Dans la première partie, le texte met en scène un récit de compassion : expulsion de démons et rapporte les propos de Jésus soulignant l’importance de poser des actes de compassion, en son nom. La compassion n’est pas seulement optionnelle, elle est universelle dès qu’elle est posée au nom de la source de la compassion qui est le Christ lui-même. Comme Moïse dans le texte des Nombres qui désire que le don de L’Esprit soit répandu sur tout le peuple, Jésus dans le récit de Marc élargit le don de Dieu à d’autres qui ne le suivent pas directement. « Nous avons vu quelqu’un chasser des esprits mauvais en ton nom et nous avons voulu l’en empêcher, car il n’est pas de ceux qui nous suivent. » En parlant ainsi, les apôtres manifestent leur tendance à se considérer comme disciples incontournables. Jésus souligne alors à ses apôtres que tout ce qui se fait « en son nom » a une valeur toute particulière. Que signifie « en son nom » ? C’est rendre présent l’action du Christ. C’est en invoquant son nom, sa personne, en accomplissant ses faits et gestes avec la même intention et dans le même sens que se réalise la guérison. C’est être en intimité avec le Christ et le laisser agir en nous. En fait, c’est la définition même de la fonction sacerdotale. Lors de notre baptême, nous avons reçu un don que nous n’avons pas fini de comprendre. C’est le cadeau le plus précieux qui soit : le don du baptême qui fait de nous des prêtres, des prophètes et des rois. Jésus invite du coup ses disciples à ouvrir la porte : « Celui qui n’est pas contre nous est pour nous ». Manière de leur dire « il y a des gens qui sont des nôtres même s’ils ne sont pas sur vos listes ». Comment discerner si celui qui n’est pas sur nos listes, travaille vraiment dans les vignes du Seigneur ? Discerner, c’est reconnaître l’arbre à ses fruits. « Prenez un bel arbre, son fruit sera beau ; prenez un arbre qui pourrit, son fruit sera pourri, car c’est à son fruit qu’on reconnaît l’arbre ». (Mt 12, 33)

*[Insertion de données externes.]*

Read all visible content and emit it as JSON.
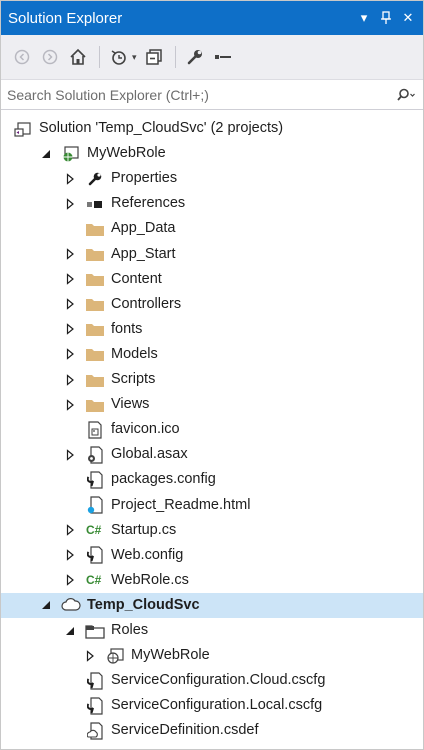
{
  "window": {
    "title": "Solution Explorer",
    "title_buttons": {
      "dropdown": "▾",
      "pin": "ᛘ",
      "close": "✕"
    }
  },
  "search": {
    "placeholder": "Search Solution Explorer (Ctrl+;)"
  },
  "toolbar": {
    "icons": [
      "back-icon",
      "forward-icon",
      "home-icon",
      "history-icon",
      "collapse-all-icon",
      "properties-wrench-icon",
      "preview-dash-icon"
    ]
  },
  "colors": {
    "title_bar": "#0e6fc8",
    "selection": "#cce4f7",
    "folder": "#dcb67a",
    "csharp": "#388a34"
  },
  "tree": [
    {
      "label": "Solution 'Temp_CloudSvc' (2 projects)",
      "icon": "solution-icon",
      "expander": "none",
      "indent": 0
    },
    {
      "label": "MyWebRole",
      "icon": "web-project-icon",
      "expander": "expanded",
      "indent": 1
    },
    {
      "label": "Properties",
      "icon": "wrench-icon",
      "expander": "collapsed",
      "indent": 2
    },
    {
      "label": "References",
      "icon": "references-icon",
      "expander": "collapsed",
      "indent": 2
    },
    {
      "label": "App_Data",
      "icon": "folder-icon",
      "expander": "none",
      "indent": 2
    },
    {
      "label": "App_Start",
      "icon": "folder-icon",
      "expander": "collapsed",
      "indent": 2
    },
    {
      "label": "Content",
      "icon": "folder-icon",
      "expander": "collapsed",
      "indent": 2
    },
    {
      "label": "Controllers",
      "icon": "folder-icon",
      "expander": "collapsed",
      "indent": 2
    },
    {
      "label": "fonts",
      "icon": "folder-icon",
      "expander": "collapsed",
      "indent": 2
    },
    {
      "label": "Models",
      "icon": "folder-icon",
      "expander": "collapsed",
      "indent": 2
    },
    {
      "label": "Scripts",
      "icon": "folder-icon",
      "expander": "collapsed",
      "indent": 2
    },
    {
      "label": "Views",
      "icon": "folder-icon",
      "expander": "collapsed",
      "indent": 2
    },
    {
      "label": "favicon.ico",
      "icon": "image-file-icon",
      "expander": "none",
      "indent": 2
    },
    {
      "label": "Global.asax",
      "icon": "asax-file-icon",
      "expander": "collapsed",
      "indent": 2
    },
    {
      "label": "packages.config",
      "icon": "config-file-icon",
      "expander": "none",
      "indent": 2
    },
    {
      "label": "Project_Readme.html",
      "icon": "html-file-icon",
      "expander": "none",
      "indent": 2
    },
    {
      "label": "Startup.cs",
      "icon": "csharp-file-icon",
      "expander": "collapsed",
      "indent": 2
    },
    {
      "label": "Web.config",
      "icon": "config-file-icon",
      "expander": "collapsed",
      "indent": 2
    },
    {
      "label": "WebRole.cs",
      "icon": "csharp-file-icon",
      "expander": "collapsed",
      "indent": 2
    },
    {
      "label": "Temp_CloudSvc",
      "icon": "cloud-project-icon",
      "expander": "expanded",
      "indent": 1,
      "selected": true,
      "bold": true
    },
    {
      "label": "Roles",
      "icon": "roles-icon",
      "expander": "expanded",
      "indent": 2
    },
    {
      "label": "MyWebRole",
      "icon": "web-role-icon",
      "expander": "collapsed",
      "indent": 3
    },
    {
      "label": "ServiceConfiguration.Cloud.cscfg",
      "icon": "cscfg-file-icon",
      "expander": "none",
      "indent": 2
    },
    {
      "label": "ServiceConfiguration.Local.cscfg",
      "icon": "cscfg-file-icon",
      "expander": "none",
      "indent": 2
    },
    {
      "label": "ServiceDefinition.csdef",
      "icon": "csdef-file-icon",
      "expander": "none",
      "indent": 2
    }
  ]
}
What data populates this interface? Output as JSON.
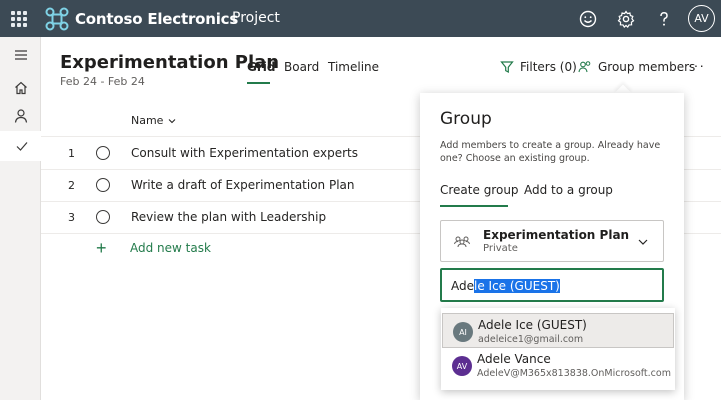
{
  "topbar": {
    "brand": "Contoso Electronics",
    "app": "Project",
    "user_initials": "AV",
    "icons": [
      "waffle-icon",
      "contoso-logo-icon",
      "smiley-icon",
      "settings-icon",
      "help-icon"
    ]
  },
  "rail": {
    "items": [
      "menu-icon",
      "home-icon",
      "person-icon",
      "check-icon"
    ]
  },
  "header": {
    "title": "Experimentation Plan",
    "dates": "Feb 24 - Feb 24",
    "tabs": [
      {
        "label": "Grid",
        "active": true
      },
      {
        "label": "Board",
        "active": false
      },
      {
        "label": "Timeline",
        "active": false
      }
    ],
    "filters_label": "Filters (0)",
    "group_members_label": "Group members",
    "more_label": "···"
  },
  "grid": {
    "column_name": "Name",
    "rows": [
      {
        "num": "1",
        "name": "Consult with Experimentation experts"
      },
      {
        "num": "2",
        "name": "Write a draft of Experimentation Plan"
      },
      {
        "num": "3",
        "name": "Review the plan with Leadership"
      }
    ],
    "add_task_label": "Add new task"
  },
  "group_panel": {
    "title": "Group",
    "description": "Add members to create a group. Already have one? Choose an existing group.",
    "tabs": [
      {
        "label": "Create group",
        "active": true
      },
      {
        "label": "Add to a group",
        "active": false
      }
    ],
    "selected_group": {
      "name": "Experimentation Plan",
      "privacy": "Private"
    },
    "search": {
      "typed": "Ade",
      "autocomplete_selected": "le Ice (GUEST)"
    },
    "suggestions": [
      {
        "initials": "AI",
        "name": "Adele Ice (GUEST)",
        "email": "adeleice1@gmail.com",
        "color": "#69797e",
        "highlighted": true
      },
      {
        "initials": "AV",
        "name": "Adele Vance",
        "email": "AdeleV@M365x813838.OnMicrosoft.com",
        "color": "#5c2e91",
        "highlighted": false
      }
    ]
  },
  "colors": {
    "topbar": "#3c4a55",
    "accent": "#237b4b",
    "selection": "#1a73e8"
  }
}
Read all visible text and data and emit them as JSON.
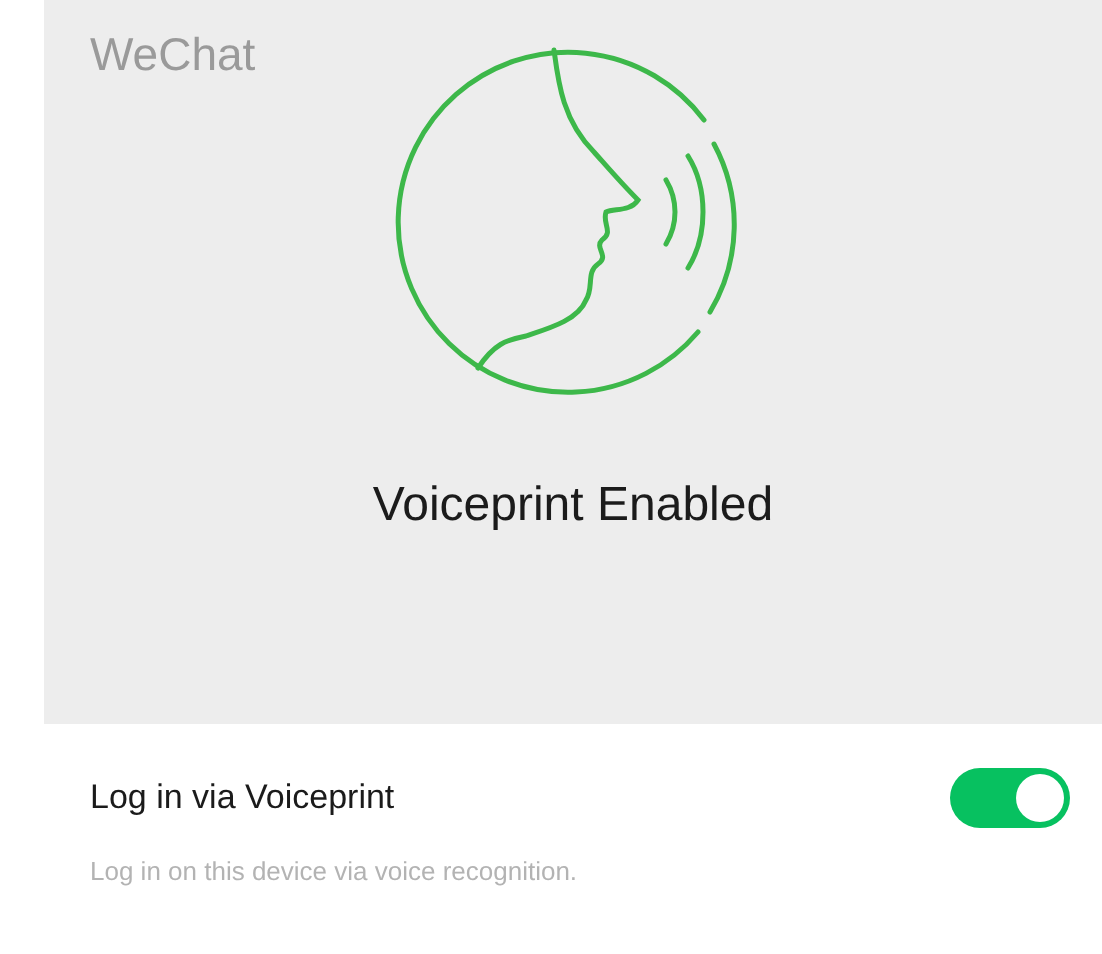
{
  "header": {
    "app_label": "WeChat",
    "status_title": "Voiceprint Enabled"
  },
  "setting": {
    "label": "Log in via Voiceprint",
    "description": "Log in on this device via voice recognition.",
    "on": true
  }
}
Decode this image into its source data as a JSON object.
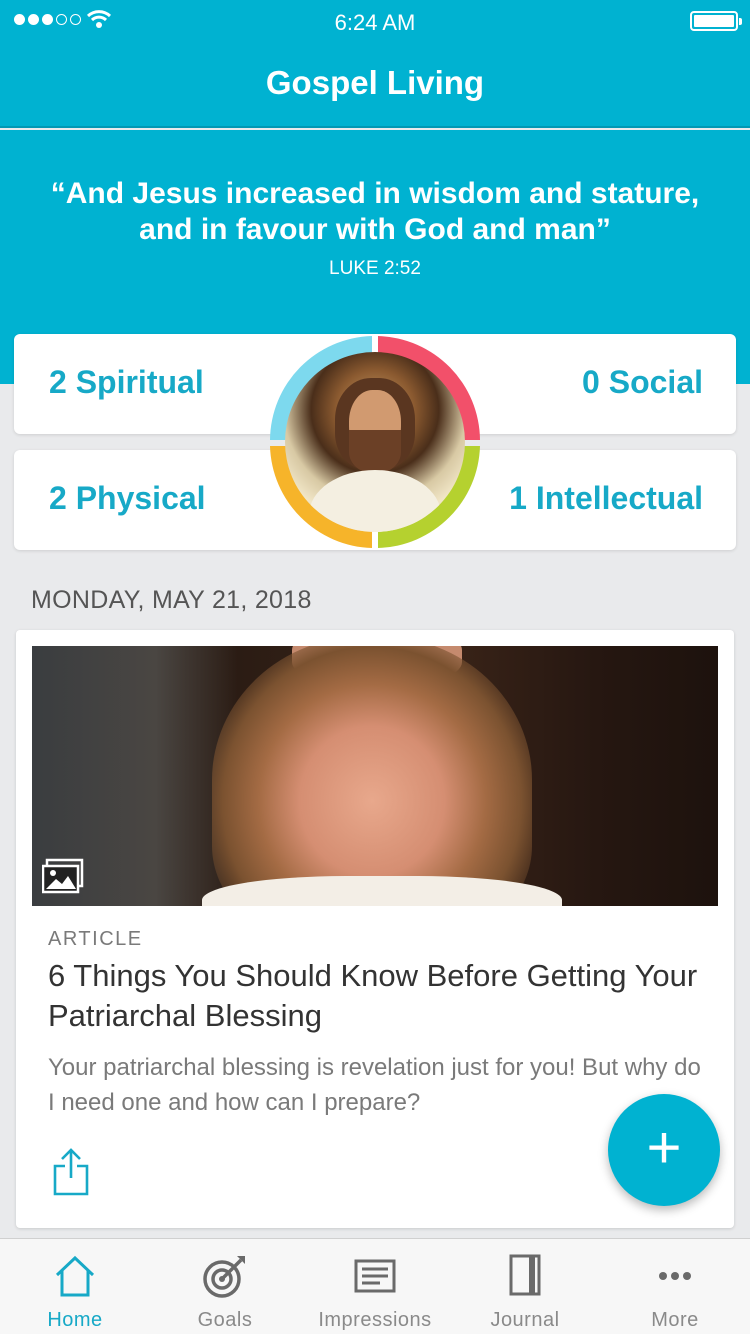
{
  "status_bar": {
    "time": "6:24 AM",
    "signal_bars_on": 3,
    "signal_bars_total": 5,
    "battery_level": 1.0
  },
  "nav": {
    "title": "Gospel Living"
  },
  "hero": {
    "quote_line1": "“And Jesus increased in wisdom and stature,",
    "quote_line2": "and in favour with God and man”",
    "reference": "LUKE 2:52"
  },
  "categories": {
    "spiritual": "2 Spiritual",
    "social": "0 Social",
    "physical": "2 Physical",
    "intellectual": "1 Intellectual"
  },
  "ring_colors": {
    "spiritual": "#7dd9ee",
    "social": "#f2506a",
    "physical": "#f6b42a",
    "intellectual": "#b5d12f"
  },
  "feed": {
    "date": "MONDAY, MAY 21, 2018",
    "article": {
      "type": "ARTICLE",
      "title": "6 Things You Should Know Before Getting Your Patriarchal Blessing",
      "summary": "Your patriarchal blessing is revelation just for you! But why do I need one and how can I prepare?",
      "media_icon": "gallery-icon",
      "share_icon": "share-icon"
    }
  },
  "fab": {
    "label": "+"
  },
  "tabs": [
    {
      "label": "Home",
      "icon": "home-icon",
      "active": true
    },
    {
      "label": "Goals",
      "icon": "target-icon",
      "active": false
    },
    {
      "label": "Impressions",
      "icon": "impressions-icon",
      "active": false
    },
    {
      "label": "Journal",
      "icon": "journal-icon",
      "active": false
    },
    {
      "label": "More",
      "icon": "more-icon",
      "active": false
    }
  ],
  "colors": {
    "brand": "#00b2d1",
    "accent_text": "#17a9c7",
    "background": "#e9eaec"
  }
}
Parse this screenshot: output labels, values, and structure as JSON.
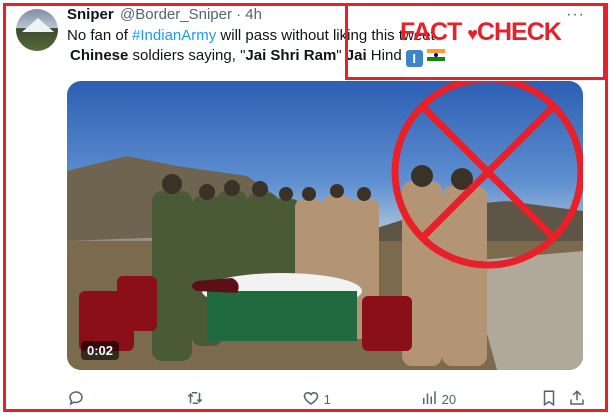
{
  "tweet": {
    "author_name": "Sniper",
    "author_handle": "@Border_Sniper · 4h",
    "text_part1": "No fan of ",
    "hashtag": "#IndianArmy",
    "text_part2": " will pass without liking this tweet",
    "text_bold1": "Chinese",
    "text_part3": " soldiers saying, \"",
    "text_bold2": "Jai Shri Ram",
    "text_part4": "\" ",
    "text_bold3": "Jai",
    "text_part5": " Hind",
    "i_badge": "I",
    "more_label": "···"
  },
  "overlay": {
    "fact_check_part1": "FACT",
    "fact_check_part2": "CHECK",
    "accent_color": "#e8202a"
  },
  "media": {
    "timer": "0:02"
  },
  "actions": {
    "reply_count": "",
    "retweet_count": "",
    "like_count": "1",
    "views_count": "20"
  },
  "icons": [
    "reply-icon",
    "retweet-icon",
    "like-icon",
    "views-icon",
    "bookmark-icon",
    "share-icon",
    "heart-icon",
    "flag-icon"
  ]
}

Le lien entre les différents propos de Jésus sur la compassion et la partie rude de la deuxième partie qui résonne comme des menaces, est plus clair. Première partie : il y a de bons fruits à l’extérieur de la communauté ; c’est donc qu’il y a de bons arbres même à l’extérieur de la communauté ; « Celui qui vous donnera un verre d’eau au nom de votre appartenance au Christ ne restera pas sans récompense. » A l’inverse, il y a de mauvais fruits à l’intérieur comme à l’extérieur de la communauté ; cela veut dire qu’il y a de mauvais arbres à l’intérieur comme à l’extérieur de la communauté. « Si ta main t’entraîne au péché, coupe-la. Si ton pied t’entraîne au péché, coupe-le. Si ton œil t’entraîne au péché, arrache-le. Il vaut mieux entrer manchot, estropié, borgne dans le royaume de Dieu que d’être jeté tout entier dans la géhenne… » On se rappelle que la Géhenne est le ravin qui entoure Jérusalem au Sud et à l’Ouest ; lieu où l’on brûlait les détritus, il devait sa sinistre réputation au fait qu’il avait été également le lieu où l’on sacrifiait des enfants (au temps des rois Achaz et Manassé) ; cette pratique était totalement désapprouvée par les prophètes, si bien que la Géhenne était devenue le symbole de l’horreur absolue. Les prophètes localisaient dans la Géhenne le châtiment des impies au Jour du Jugement de Dieu. Qu’il y ait un jugement, quoi de plus légitime ! D’où l’importance de prendre en considération ce que dit Jésus dans la deuxième partie de son discours, sans le voir comme une menace mais comme les entrailles de miséricorde de Dieu qui s’expriment ainsi. Chouraqui traduit cette expression biblique par l’amour matriciel de Dieu. Dieu veut nous rematricier, nous redonner forme, notre forme originelle. Nous comprenons mieux cette expression : « Nous serons jugés sur l’amour par l’amour ». Il s’agit de l’Amour de Dieu capable de comprendre par où nous sommes passés mais aussi désireux de nous redonner forme.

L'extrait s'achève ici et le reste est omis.